(Особый, отдельный мир «иных просторов» — как и «Корабель» Елены Шварц, чей борт опасно кренится оттого, что все больше живых «присоединяется к большинству», перебегая на смертную сторону.)
Для Олеси Николаевой надежней держаться верований, традиционно разделяемых православным народом, предпосылая воображаемому прощальному странствию души осторожное слово «Говорят» («Говорят, когда человек умирает и уже не чувствует боли, / душа его еще целых три дня по земле бродит устало, / бродит она по знакомым дорогам земной юдоли, / там, где любила она, там, где она страдала…» — из стихотворения «Три дня»). То же — в зачине замечательной стихопрозы «Апология человека»: покинутое душой и предоставленное тлению тело — каково оно на третий день, на девятый, на сороковой… А что касается судьбы посмертной, то: «Всякий живущий — жив, поскольку возлюблен. / Тот, кто любим, уже вознесен на небо. / В образе этом он в дне Восьмом и пребудет». Восьмой день — день общего Воскресения.
И мало кто, странное дело, пытается в этих созерцаниях заглянуть в адскую бездну, хотя угроза адских мук неотъемлема от кредо всех трех авраамических религий. Может, оттого это, что в русском богомыслии всегда теплилась не вполне ортодоксальная идея безграничного Божественного милосердия, всеобщего прощения и восстановления в светлом образе.

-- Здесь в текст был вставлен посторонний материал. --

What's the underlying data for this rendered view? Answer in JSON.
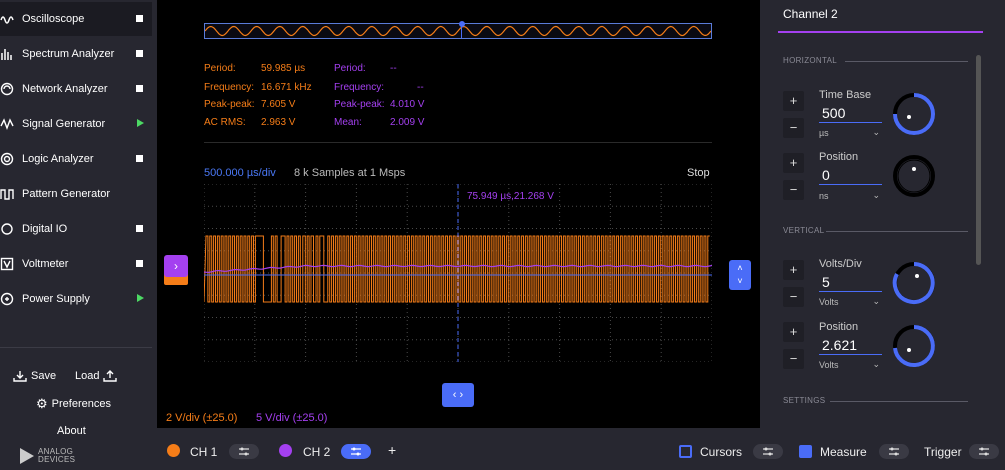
{
  "sidebar": {
    "tools": [
      {
        "label": "Oscilloscope",
        "icon": "oscilloscope-icon",
        "state": "stop",
        "active": true
      },
      {
        "label": "Spectrum Analyzer",
        "icon": "spectrum-icon",
        "state": "stop"
      },
      {
        "label": "Network Analyzer",
        "icon": "network-icon",
        "state": "stop"
      },
      {
        "label": "Signal Generator",
        "icon": "signal-generator-icon",
        "state": "play"
      },
      {
        "label": "Logic Analyzer",
        "icon": "logic-icon",
        "state": "stop"
      },
      {
        "label": "Pattern Generator",
        "icon": "pattern-icon",
        "state": "none"
      },
      {
        "label": "Digital IO",
        "icon": "digital-io-icon",
        "state": "stop"
      },
      {
        "label": "Voltmeter",
        "icon": "voltmeter-icon",
        "state": "stop"
      },
      {
        "label": "Power Supply",
        "icon": "power-icon",
        "state": "play"
      }
    ],
    "save_label": "Save",
    "load_label": "Load",
    "preferences_label": "Preferences",
    "about_label": "About",
    "brand_line1": "ANALOG",
    "brand_line2": "DEVICES"
  },
  "measurements": {
    "ch1": [
      {
        "label": "Period:",
        "value": "59.985 µs"
      },
      {
        "label": "Frequency:",
        "value": "16.671 kHz"
      },
      {
        "label": "Peak-peak:",
        "value": "7.605 V"
      },
      {
        "label": "AC RMS:",
        "value": "2.963 V"
      }
    ],
    "ch2": [
      {
        "label": "Period:",
        "value": "--"
      },
      {
        "label": "Frequency:",
        "value": "--"
      },
      {
        "label": "Peak-peak:",
        "value": "4.010 V"
      },
      {
        "label": "Mean:",
        "value": "2.009 V"
      }
    ]
  },
  "plot": {
    "timebase": "500.000 µs/div",
    "samples": "8 k Samples at 1 Msps",
    "status": "Stop",
    "cursor_readout": "75.949 µs,21.268 V",
    "ch2_handle_glyph": "›",
    "trigger_handle_up": "˄",
    "trigger_handle_down": "˅",
    "hpos_handle_glyph": "‹ ›",
    "ch1_scale": "2 V/div (±25.0)",
    "ch2_scale": "5 V/div (±25.0)"
  },
  "panel": {
    "title": "Channel 2",
    "horizontal_title": "HORIZONTAL",
    "vertical_title": "VERTICAL",
    "settings_title": "SETTINGS",
    "plus": "+",
    "minus": "−",
    "chevron": "⌄",
    "time_base": {
      "label": "Time Base",
      "value": "500",
      "unit": "µs"
    },
    "h_position": {
      "label": "Position",
      "value": "0",
      "unit": "ns"
    },
    "volts_div": {
      "label": "Volts/Div",
      "value": "5",
      "unit": "Volts"
    },
    "v_position": {
      "label": "Position",
      "value": "2.621",
      "unit": "Volts"
    }
  },
  "bottombar": {
    "ch1_label": "CH 1",
    "ch2_label": "CH 2",
    "add_label": "+",
    "cursors_label": "Cursors",
    "measure_label": "Measure",
    "trigger_label": "Trigger",
    "cursors_enabled": false,
    "measure_enabled": true
  },
  "colors": {
    "ch1": "#f57d18",
    "ch2": "#a440f0",
    "accent": "#4a6cf7",
    "grid": "#4a4a4a"
  }
}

А может, оставшийся за плечами двадцатый век видится таким адом, что кажется позволительным не рассчитывать на его загробное продление. Разве что Борис Херсонский проецирует опыт ада
Рассказывают, согласно святому Паламе,
В каждом есть сгусток, не пропускающий Божественный Свет.
Словно под линзой, собравшись в точку, Свет зажигает пламя.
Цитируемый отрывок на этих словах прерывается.